Getting back to Flowers, I noted earlier that her intention is to plug the book by David Freddoso, in which he tells us (in italics, as noted here by Media Matters)…

Obama would speak against the born-alive protection bill once again when it was proposed in 2002, and he would kill the bill when it came before the committee he chaired in 2003, after Democrats had taken control of the Illinois General Assembly. His is a radical position that most abortion-choice advocates do not share.

Sen. Barbara Boxer (D., Calif.) does not share his position. In 2001, just three months after Obama inveighed against protecting premature babies in Illinois, the United States Senate voted on the language of the Born Alive Infants Protection Act. It contained no significant legal differences from the Illinois bill, but it did contain even more specific and redundant language stating that the bill did not apply to the unborn, only those already born.

In fact, although both bills included language providing that the bills would not impinge on Roe v. Wade, Obama and abortion-rights advocates noted that Illinois law, unlike federal law at the time, includes statutory provisions specifically regulating abortion. Abortion-rights advocates said that in order for the Illinois bill to avoid restricting abortion rights in any way, it would also have to make explicit reference to Illinois law and make clear that it would not affect access to abortion under Illinois law.

Planned Parenthood states of the 2005 "compromise" bill that included legislative language making clear that the bill did not affect state abortion or medical practice law: "The enactment of HB 984 did not negatively impact access to abortion services in Illinois and medical care for pregnant women remains protected."
And that is what Obama was trying to do: enact law protecting the unborn as much as possible without overriding Illinois law to the point where it endangered abortion services for women and health care providers in Illinois.

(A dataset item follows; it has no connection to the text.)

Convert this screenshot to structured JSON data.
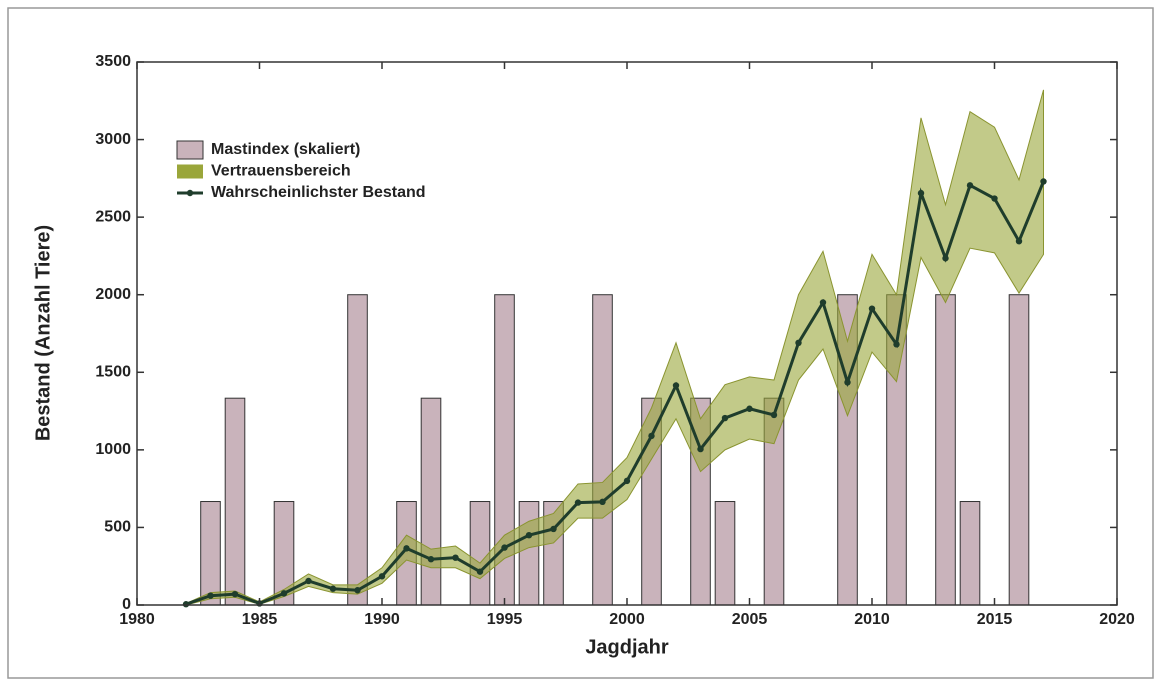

(And by the way, it should be noted that Obama’s votes against the Illinois bill came in 2001 and 2002; he did not serve in the U.S. Senate at the time the federal act passed, with all leading Dems at the time voting in favor of it, including Joe Biden - my concerns about him remain based on this vote and this Will Bunch post. As stated, though – and contrary to Flowers – the Illinois law was more restrictive than the federal one.)

And again, contrary to what Flowers tells us, we have a case where, like the AUMF vote in 2002 that launched the Iraq war, Obama carefully took the time to truly understand what the legislation was about before he cast his vote.

Would that more of our “leaders” would do the same.